9. Indemnification. You shall indemnify Company for any cost, liability or harm (including, without limitation, reasonable attorneys’ fees and court costs) suffered or incurred by us, our officers, directors, employees and agents, and derived from your breach of any provision of this Agreement and/or misrepresentation with respect to the parties’ relationship hereunder, Software, Company and/or its activities and/or services.
10.1. Anti-Corruption. You hereby represent that you are fully aware of any applicable anti-corruption and non-bribery laws and regulations of any country exercising jurisdiction over the contemplated activities hereunder. Further, in the provision and the performance of the obligations under this Agreement, you shall not: (a) perform any action that is prohibited by any anti-corruption laws that may be applicable to us and/or to you; (b) directly or indirectly, make any payment, or offer or transfer anything of value, or agree or promise to make any payment or offer or transfer anything of value, to a government official or government employee, to any political party or any candidate for political office or to any other third party, with the purpose of influencing decisions related to us and/or our business in a manner that would violate any anti-corruption law; and (c) retain any government official or government employee in the performance of this Agreement.
10.2. Subcontracting and Assignment. You shall not assign and/or subcontract any of your rights and obligations under this Agreement, except with our prior written consent. We may assign any of our rights and/or obligations hereunder at our sole discretion.
10.3. Notices. All notices or reports permitted or required under this Agreement shall be in writing in English and shall be by personal delivery, certified or by registered mail, return receipt requested, or electronic mail, and shall be deemed effective: (a) if mailed, 5 business days after mailing; (b) if sent by messenger upon delivery; and (c) if sent via electronic mail, upon transmission (if transmitted and received on a non-business day – on the first business day following transmission).

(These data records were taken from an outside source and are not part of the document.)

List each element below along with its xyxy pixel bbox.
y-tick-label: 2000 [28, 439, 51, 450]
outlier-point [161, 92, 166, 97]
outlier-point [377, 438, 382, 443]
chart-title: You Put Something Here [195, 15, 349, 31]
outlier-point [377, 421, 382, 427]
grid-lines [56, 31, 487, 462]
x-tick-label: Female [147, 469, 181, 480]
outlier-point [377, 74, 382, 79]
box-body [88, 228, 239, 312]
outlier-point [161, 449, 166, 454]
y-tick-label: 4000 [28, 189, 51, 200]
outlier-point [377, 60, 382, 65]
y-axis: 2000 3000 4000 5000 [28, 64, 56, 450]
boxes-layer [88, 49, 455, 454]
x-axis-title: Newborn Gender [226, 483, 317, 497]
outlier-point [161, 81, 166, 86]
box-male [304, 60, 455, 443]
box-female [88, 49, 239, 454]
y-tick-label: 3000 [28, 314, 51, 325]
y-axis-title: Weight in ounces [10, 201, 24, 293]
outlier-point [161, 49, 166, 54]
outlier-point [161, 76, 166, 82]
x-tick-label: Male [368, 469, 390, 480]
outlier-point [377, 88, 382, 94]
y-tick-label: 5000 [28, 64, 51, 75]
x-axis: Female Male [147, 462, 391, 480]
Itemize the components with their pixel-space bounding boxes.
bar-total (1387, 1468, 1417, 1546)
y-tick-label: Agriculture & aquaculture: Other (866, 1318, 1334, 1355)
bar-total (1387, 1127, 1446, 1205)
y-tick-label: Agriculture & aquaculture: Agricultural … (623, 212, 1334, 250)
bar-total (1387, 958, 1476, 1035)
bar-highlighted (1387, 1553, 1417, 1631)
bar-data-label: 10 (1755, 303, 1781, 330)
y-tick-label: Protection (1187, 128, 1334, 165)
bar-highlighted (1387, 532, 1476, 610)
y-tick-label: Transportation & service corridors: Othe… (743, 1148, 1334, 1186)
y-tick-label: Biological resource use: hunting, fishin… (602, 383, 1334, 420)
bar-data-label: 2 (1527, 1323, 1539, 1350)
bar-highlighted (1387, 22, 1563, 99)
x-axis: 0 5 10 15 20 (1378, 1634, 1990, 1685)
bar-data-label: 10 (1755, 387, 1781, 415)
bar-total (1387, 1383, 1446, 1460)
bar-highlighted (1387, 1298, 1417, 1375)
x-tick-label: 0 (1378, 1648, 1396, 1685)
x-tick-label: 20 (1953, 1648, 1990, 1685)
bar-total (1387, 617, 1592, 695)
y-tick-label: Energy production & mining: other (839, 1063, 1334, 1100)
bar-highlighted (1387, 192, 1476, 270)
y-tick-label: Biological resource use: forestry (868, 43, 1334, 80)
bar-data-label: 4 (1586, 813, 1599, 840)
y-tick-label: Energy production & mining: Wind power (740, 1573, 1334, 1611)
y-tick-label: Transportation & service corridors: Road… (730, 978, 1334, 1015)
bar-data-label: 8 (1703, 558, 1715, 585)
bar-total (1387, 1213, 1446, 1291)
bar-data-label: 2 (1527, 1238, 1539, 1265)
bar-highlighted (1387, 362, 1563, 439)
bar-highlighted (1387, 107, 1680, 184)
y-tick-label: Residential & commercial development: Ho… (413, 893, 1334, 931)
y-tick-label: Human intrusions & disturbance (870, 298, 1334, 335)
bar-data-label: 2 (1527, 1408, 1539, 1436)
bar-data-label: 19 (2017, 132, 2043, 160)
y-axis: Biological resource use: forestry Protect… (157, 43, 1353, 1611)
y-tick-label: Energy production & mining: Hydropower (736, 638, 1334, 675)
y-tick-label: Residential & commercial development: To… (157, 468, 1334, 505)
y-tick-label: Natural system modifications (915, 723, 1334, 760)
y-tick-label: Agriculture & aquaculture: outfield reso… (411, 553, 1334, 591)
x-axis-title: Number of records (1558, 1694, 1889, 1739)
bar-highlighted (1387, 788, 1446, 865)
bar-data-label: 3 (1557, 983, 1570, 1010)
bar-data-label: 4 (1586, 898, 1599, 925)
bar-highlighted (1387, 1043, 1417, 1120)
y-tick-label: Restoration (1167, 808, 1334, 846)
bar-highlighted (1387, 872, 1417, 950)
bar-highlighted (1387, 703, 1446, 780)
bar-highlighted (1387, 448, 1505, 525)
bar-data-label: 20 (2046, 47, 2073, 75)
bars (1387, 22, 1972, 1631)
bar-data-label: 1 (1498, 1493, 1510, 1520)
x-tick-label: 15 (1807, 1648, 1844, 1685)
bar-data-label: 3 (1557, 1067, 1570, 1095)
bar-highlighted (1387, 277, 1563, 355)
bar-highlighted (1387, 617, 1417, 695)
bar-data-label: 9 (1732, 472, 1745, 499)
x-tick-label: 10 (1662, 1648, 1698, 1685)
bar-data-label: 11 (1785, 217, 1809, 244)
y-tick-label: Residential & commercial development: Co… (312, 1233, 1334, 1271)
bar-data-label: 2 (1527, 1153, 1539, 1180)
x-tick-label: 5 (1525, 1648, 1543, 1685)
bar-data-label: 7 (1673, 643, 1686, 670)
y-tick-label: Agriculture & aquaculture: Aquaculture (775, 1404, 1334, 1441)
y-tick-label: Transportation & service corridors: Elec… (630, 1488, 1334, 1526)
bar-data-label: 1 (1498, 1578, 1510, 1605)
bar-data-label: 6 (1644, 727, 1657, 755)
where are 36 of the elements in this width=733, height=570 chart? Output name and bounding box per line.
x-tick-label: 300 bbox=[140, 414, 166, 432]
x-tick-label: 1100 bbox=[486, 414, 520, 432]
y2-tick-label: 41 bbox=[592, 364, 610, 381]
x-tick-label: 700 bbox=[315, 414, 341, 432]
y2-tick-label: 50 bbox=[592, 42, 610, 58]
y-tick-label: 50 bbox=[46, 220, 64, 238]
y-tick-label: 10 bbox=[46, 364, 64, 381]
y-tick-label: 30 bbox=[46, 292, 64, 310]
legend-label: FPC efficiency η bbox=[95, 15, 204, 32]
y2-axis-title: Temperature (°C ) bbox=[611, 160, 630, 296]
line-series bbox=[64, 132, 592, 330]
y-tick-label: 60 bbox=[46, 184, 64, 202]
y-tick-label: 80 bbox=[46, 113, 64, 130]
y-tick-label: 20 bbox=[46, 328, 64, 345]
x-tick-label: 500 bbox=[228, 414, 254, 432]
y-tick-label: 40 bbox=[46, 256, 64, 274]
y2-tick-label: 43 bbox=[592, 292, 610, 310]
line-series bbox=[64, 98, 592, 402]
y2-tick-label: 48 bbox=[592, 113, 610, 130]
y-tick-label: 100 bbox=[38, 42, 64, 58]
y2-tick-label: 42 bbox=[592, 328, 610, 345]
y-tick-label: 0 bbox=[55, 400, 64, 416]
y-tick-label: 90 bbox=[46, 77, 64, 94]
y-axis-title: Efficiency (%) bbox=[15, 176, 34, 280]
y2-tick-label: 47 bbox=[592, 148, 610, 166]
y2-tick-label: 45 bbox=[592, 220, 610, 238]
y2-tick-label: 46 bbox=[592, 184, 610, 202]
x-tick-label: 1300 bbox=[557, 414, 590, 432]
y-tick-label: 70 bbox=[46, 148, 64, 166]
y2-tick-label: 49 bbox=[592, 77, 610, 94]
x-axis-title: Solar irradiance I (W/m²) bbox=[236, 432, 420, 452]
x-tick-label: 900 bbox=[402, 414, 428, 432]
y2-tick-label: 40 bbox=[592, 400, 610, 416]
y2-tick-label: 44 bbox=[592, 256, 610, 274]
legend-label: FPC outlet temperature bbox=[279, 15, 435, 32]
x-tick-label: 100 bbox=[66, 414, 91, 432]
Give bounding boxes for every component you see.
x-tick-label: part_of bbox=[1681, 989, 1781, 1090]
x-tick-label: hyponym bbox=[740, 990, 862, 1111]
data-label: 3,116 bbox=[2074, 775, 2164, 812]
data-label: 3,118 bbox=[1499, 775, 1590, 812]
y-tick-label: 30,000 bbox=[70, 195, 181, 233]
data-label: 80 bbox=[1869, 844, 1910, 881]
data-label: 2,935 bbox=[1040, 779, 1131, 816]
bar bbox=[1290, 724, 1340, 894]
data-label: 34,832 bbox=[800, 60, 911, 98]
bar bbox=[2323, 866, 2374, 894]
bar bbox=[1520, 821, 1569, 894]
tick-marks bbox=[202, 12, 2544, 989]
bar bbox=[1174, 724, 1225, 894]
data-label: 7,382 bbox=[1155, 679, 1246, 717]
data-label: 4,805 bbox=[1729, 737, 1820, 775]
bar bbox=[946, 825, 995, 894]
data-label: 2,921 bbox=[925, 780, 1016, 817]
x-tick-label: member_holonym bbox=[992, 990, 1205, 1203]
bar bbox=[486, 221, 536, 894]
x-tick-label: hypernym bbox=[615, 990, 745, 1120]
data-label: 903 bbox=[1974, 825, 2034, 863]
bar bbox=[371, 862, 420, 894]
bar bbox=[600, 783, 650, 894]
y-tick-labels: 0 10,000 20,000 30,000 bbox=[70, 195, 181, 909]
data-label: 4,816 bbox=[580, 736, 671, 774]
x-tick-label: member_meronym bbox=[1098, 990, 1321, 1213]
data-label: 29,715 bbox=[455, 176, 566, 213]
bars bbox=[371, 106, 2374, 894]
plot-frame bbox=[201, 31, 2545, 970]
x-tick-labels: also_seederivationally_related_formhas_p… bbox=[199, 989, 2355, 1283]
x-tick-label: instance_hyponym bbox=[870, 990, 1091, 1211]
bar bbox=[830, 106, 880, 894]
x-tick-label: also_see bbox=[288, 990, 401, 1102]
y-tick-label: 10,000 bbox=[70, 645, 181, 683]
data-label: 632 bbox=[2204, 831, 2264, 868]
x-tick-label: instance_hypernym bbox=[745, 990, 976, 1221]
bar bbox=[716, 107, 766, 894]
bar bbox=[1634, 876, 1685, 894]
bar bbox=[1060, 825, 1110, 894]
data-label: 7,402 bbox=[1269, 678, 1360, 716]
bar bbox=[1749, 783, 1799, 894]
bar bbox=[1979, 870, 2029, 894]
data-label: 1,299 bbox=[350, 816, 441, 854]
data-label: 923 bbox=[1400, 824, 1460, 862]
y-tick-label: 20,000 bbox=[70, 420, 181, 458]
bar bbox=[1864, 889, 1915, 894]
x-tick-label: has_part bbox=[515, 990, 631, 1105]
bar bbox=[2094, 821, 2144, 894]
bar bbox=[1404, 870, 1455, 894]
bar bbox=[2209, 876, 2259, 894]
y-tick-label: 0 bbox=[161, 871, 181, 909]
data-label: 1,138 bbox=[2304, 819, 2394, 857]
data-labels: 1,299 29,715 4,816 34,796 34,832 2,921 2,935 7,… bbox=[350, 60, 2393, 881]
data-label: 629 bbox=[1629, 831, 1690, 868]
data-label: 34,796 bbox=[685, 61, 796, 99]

10.4. Independent Contractors. This Agreement does not create and shall not be construed as creating an employer-employee relationship between us and you or any of your employees, nor any agency, joint venture or partnership. You hereby represent that you are acting solely as our independent consultant, and that we have no obligation under applicable law regarding employee liability and that the total commitment liability of Company in connection to this Agreement is the consideration described in Section 6 hereinabove.
10.5. Entire Agreement. The parties have read this Agreement, and agree to be bound by its terms, and further agree that it constitutes the complete and entire agreement of the parties and supersedes all previous communications between them, oral or written, relating to the subject matter hereof. No representations or statements of any kind made by either party that are not expressly stated herein shall be binding on such party.
10.6. Waiver. Neither party’s failure to exercise any of its rights hereunder shall constitute or be deemed a waiver or forfeiture of any such rights.
10.7. Governing Law and Jurisdiction. This Agreement shall be governed by and construed in accordance with the laws of the State of Israel, without regard to its conflict of laws provisions. The courts of the city of Tel Aviv, Israel, shall have sole and exclusive jurisdiction and venue over any dispute related to this Agreement and both parties hereby consent to such jurisdiction and venue.